We asked him if he planned to remove the image, saying it was “inappropriate from a northern/Indigenous standpoint.”

“This was something developed and posted by our distributor that we were not informed of and I agree it is not appropriate so we will take it down ASAP,” he responded.

But in March the same image was up on Ungava’s Twitter feed again.

But now, Crawford has issued an abject apology, posted on the company website late in the afternoon of Sept. 14.

“We recognize that the campaign crossed an important line and has offended many people. For that, we are deeply sorry and we will do better,” Crawford said.

In the statement of the apology, Crawford said the company will engage “key cultural influencers to gather explicit feedback on our use of Inuit symbology” and that “we are committed to being more culturally aware and sensitive in our advertising efforts going forward.”

And he said that because the Ungava brand of gin uses six botanicals found in Nunavik, their original intention was to honour Nunavik.

“The decision to call our gin Ungava was always intended to pay tribute to the land from which the gin is produced, and to celebrate the unmistakable beauty of the Ungava region,” he said.

He said the offending materials are from a marketing campaign done in 2013, and that they will scour all their media channels, including Facebook, Twitter and their own website to remove them.

“We are truly sorry that we’ve offended the Inuit community, as this was never our intent, nor does it align with our corporate values and beliefs,” he said.

In interviews with Nunatsiaq News in August 2013 — in a story which generated no controversy at the time, Crawford said he realized alcohol is a touchy issue in the North. He said the company made an effort to ensure Ungava’s marketing materials promoted the region.

Many of the texts on the Ungava website in 2013 could have been lifted out of tourist brochures—Ungava gin “reminds us of the ethereal brushstrokes of the northern lights that dance across the northern skies.”

Ungava is not the first alcohol beverage to be named for a place in Canada’s North, Nunavut, the beer, was distributed 10 years ago by Ringnes, a top Norwegian brewery, because their founders had supported several Arctic expeditions at the beginning of the last century.
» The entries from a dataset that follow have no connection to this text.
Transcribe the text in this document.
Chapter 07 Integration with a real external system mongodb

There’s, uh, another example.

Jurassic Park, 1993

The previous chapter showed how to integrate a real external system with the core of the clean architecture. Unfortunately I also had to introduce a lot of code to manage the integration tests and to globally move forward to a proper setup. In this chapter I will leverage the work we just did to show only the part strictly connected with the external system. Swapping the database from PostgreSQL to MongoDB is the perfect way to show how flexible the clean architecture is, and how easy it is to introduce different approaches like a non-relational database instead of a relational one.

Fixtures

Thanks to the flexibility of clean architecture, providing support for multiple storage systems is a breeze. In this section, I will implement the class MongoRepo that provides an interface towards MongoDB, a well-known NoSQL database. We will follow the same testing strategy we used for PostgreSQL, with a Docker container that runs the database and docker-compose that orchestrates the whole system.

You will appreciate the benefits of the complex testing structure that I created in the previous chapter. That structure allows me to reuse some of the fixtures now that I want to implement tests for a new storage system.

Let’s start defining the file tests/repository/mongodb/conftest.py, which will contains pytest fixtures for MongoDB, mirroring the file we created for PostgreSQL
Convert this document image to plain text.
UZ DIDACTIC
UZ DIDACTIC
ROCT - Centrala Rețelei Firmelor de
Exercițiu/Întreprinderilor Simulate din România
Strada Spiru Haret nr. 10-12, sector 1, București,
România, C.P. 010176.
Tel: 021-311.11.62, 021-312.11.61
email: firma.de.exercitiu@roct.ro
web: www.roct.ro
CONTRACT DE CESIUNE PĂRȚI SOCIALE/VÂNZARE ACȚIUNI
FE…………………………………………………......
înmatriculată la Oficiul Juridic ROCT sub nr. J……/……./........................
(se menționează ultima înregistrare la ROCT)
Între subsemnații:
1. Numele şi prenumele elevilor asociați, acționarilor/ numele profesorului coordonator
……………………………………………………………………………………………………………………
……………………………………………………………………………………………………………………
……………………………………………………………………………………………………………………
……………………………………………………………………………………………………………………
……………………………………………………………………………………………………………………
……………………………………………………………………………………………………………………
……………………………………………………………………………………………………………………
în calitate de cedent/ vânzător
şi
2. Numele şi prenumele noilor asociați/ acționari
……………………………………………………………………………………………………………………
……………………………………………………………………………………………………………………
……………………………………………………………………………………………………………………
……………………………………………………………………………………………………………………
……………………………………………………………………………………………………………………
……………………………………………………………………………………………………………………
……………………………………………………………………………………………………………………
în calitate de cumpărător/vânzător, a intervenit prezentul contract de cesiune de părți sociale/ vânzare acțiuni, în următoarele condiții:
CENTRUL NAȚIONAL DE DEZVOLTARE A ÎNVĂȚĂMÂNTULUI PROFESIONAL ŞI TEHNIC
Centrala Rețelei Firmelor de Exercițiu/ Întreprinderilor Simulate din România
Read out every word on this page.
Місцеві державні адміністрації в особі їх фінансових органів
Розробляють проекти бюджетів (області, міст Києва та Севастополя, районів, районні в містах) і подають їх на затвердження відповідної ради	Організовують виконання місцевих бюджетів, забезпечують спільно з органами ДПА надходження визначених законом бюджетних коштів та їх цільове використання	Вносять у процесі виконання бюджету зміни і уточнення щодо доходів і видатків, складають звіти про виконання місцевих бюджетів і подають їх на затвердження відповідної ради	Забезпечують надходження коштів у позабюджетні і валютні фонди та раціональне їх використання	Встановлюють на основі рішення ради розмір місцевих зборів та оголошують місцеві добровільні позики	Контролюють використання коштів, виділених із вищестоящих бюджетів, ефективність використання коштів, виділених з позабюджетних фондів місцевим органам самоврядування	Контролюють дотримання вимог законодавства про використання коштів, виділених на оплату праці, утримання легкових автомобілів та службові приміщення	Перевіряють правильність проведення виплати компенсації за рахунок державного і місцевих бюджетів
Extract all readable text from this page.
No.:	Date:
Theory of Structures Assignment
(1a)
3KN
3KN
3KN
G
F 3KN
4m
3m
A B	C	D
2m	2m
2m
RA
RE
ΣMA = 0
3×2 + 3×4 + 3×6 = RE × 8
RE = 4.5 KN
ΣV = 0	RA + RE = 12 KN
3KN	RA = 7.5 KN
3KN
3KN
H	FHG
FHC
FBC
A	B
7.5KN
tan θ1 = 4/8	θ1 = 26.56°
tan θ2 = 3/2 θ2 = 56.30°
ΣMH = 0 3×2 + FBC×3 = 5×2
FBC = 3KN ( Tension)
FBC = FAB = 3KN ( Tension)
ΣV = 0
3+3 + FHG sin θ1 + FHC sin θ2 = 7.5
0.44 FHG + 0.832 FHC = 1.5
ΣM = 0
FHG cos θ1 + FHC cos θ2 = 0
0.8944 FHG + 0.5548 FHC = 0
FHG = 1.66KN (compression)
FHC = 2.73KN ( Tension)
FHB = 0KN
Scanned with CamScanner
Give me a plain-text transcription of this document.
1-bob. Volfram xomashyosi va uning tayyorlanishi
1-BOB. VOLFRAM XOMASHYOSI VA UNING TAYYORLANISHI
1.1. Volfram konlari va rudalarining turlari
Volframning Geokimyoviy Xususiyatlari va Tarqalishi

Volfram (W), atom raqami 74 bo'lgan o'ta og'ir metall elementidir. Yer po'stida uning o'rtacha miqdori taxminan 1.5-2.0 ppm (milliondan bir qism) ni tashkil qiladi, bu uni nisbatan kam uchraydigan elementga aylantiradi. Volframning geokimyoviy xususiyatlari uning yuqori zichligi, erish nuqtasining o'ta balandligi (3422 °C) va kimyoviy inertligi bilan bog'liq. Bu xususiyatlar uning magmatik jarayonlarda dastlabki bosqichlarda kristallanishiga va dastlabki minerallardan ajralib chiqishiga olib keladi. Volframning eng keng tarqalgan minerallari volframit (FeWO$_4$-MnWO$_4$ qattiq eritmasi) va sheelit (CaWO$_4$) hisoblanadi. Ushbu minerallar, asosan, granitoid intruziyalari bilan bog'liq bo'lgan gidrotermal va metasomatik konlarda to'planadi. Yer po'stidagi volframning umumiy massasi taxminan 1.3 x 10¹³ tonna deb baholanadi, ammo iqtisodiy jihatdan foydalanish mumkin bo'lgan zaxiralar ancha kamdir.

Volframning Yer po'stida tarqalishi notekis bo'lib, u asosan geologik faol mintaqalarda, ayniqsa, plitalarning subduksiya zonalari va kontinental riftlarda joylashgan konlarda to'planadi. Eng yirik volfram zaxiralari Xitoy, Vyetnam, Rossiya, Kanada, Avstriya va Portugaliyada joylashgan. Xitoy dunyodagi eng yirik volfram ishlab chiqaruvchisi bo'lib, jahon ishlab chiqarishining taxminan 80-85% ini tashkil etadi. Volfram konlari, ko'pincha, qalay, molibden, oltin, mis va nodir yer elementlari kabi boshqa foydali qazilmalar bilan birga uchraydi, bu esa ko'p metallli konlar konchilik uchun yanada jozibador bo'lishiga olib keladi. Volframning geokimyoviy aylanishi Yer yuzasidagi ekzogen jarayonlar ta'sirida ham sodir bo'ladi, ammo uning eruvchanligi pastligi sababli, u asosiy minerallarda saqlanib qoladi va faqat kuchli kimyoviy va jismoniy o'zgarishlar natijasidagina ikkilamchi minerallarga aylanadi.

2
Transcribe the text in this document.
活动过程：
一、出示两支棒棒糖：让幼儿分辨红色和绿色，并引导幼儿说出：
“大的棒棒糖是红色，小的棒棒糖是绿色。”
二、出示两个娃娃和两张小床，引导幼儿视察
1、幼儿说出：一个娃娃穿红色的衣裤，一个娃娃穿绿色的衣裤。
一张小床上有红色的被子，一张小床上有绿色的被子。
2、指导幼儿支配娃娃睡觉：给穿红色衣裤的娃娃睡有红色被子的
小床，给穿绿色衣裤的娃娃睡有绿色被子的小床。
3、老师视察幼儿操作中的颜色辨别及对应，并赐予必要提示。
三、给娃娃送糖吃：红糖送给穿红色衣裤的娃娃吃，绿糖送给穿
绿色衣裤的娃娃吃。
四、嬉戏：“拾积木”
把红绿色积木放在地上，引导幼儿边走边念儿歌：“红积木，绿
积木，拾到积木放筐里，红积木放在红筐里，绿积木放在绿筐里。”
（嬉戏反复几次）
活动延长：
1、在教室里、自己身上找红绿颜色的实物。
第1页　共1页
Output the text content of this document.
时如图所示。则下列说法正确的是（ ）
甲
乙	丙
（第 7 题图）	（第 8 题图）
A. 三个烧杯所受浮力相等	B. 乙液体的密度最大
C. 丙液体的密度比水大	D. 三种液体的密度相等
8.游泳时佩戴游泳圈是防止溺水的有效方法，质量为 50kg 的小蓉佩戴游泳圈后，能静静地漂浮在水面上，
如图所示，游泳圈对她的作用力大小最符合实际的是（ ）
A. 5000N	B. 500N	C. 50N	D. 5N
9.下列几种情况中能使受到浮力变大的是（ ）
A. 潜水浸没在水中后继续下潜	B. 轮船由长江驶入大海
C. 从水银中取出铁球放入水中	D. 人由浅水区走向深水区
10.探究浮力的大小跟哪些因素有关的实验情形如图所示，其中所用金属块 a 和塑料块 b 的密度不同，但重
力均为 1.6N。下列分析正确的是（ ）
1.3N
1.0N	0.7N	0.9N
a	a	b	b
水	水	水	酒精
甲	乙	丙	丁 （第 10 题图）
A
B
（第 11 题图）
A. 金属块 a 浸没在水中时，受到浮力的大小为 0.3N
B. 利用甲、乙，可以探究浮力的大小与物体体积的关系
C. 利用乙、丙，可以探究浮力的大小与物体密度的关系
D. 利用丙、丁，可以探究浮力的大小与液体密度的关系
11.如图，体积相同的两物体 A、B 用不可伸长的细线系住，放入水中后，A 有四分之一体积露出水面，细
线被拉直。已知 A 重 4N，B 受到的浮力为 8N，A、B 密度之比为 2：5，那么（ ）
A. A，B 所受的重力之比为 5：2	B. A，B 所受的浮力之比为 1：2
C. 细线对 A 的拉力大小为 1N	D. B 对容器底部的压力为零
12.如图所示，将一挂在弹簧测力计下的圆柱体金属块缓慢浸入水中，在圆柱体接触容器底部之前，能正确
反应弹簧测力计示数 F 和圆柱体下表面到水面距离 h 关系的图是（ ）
And Ungava isn’t even the first to use Inuit stylized figures in promotional materials—just take a look at Inuit Tapiriit Kanatami’s Inuit men and women displayed on its logo.

But Ungava gin critics cite cultural appropriation among its worst marketing offences, including, as Tagaq put it, “bastardizing syllabics.”

This isn’t the first mis-branding of a product that has enraged Inuit.

Alaskan Air unveiled its new look earlier this year, which a redesign of its well-known tail art, the image of a hooded Inupiaq who’s long been referred to as the Eskimo, with the slogan “Meet Our Eskimo.”

This airline later backtracked on its new slogan, issuing an apology to its clients and removing the “our” so it read “Meet The Eskimo.”

And in December 2015, Natan Obed, the president of ITK, asked the Edmonton Eskimos football team to stop using the term Eskimo, a Cree word that means “eaters of raw meat.”

“This issue is about our right to self-determine who we are on our own terms,” Obed said. “We are not mascots or emblems.”

Near this igloo shown on an Ungava gin marketing image, there's a huge bottle of gin.


Near this igloo shown on an Ungava gin marketing image, there’s a huge bottle of gin.